More often, though, the materials themselves inspire Parker’s process— which combines intuition, whimsy, and impulse in joining disparate objects into a three-dimensional story of sorts. “I always try to find humorous ways to draw these things together,” he said. The “Antique Barbie Juicer,” for instance, is an antique juicer with a Barbie head attached, her hair held back by a claw clip. A violin’s body attached to a fishing pole is called “To Practice or to Go Fishing. That is the Question.” One of his music boxes is adorned by a white ceramic mule, with a price tag of $1.99 still attached. It’s titled, “Cheap White Ass Music Box”.
Then, there are the roaches: “People probably look at me like I’m some sort of freak,” Parker laughed. “Like, ‘Why the hell are you making cockroaches?’ I’ve made hundreds of them. But working in Louisiana in a shed, you have to learn to be almost oblivious to these cockroaches flying in and out the door. Over time, they’ve actually become kind of an inspiration, like we are cohabitants of Louisiana.”

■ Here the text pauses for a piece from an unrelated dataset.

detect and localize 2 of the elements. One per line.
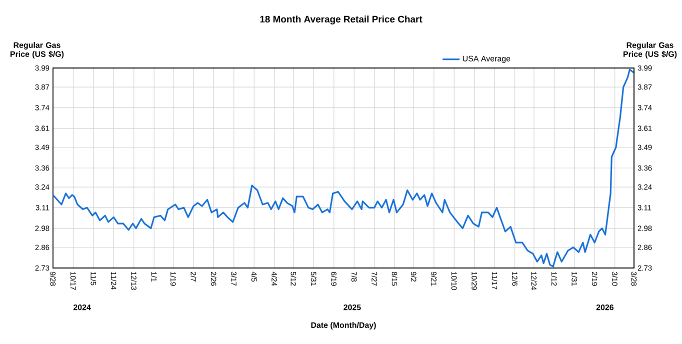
line-series [52,68,635,268]
chart-title: 18 Month Average Retail Price Chart [260,16,422,24]
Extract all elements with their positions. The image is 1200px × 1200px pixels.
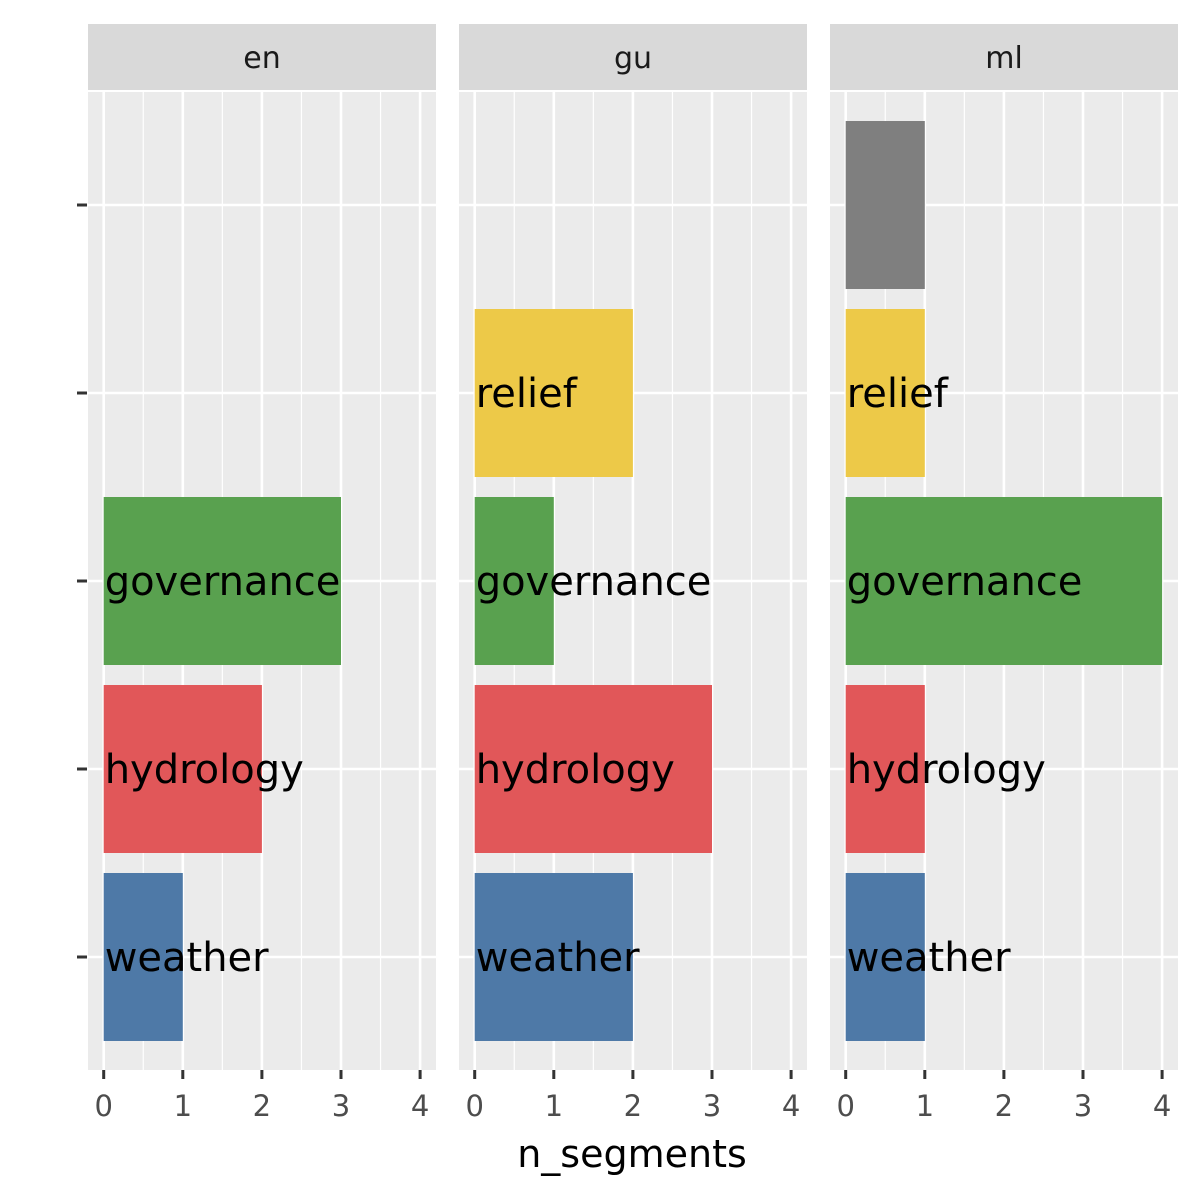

A stark opposition to the strict, perfectionist world of music performance— Parker’s sculptures, he said, offer him an outlet that is purely creative and fun. “When you do something like this, you can kind of look at it at the end of the day, and say, ‘Hey I sort of like that, and I can leave it alone. I don’t need to be critical of it. And if no one else likes it, there’s no problem.’”
Even so, he admitted that he never really considers his sculptures “done”. “Very often, I’ll go back to a piece I made ten years ago and redo it. Most of these things are sort of works in progress. Always, you know? Like, forever.”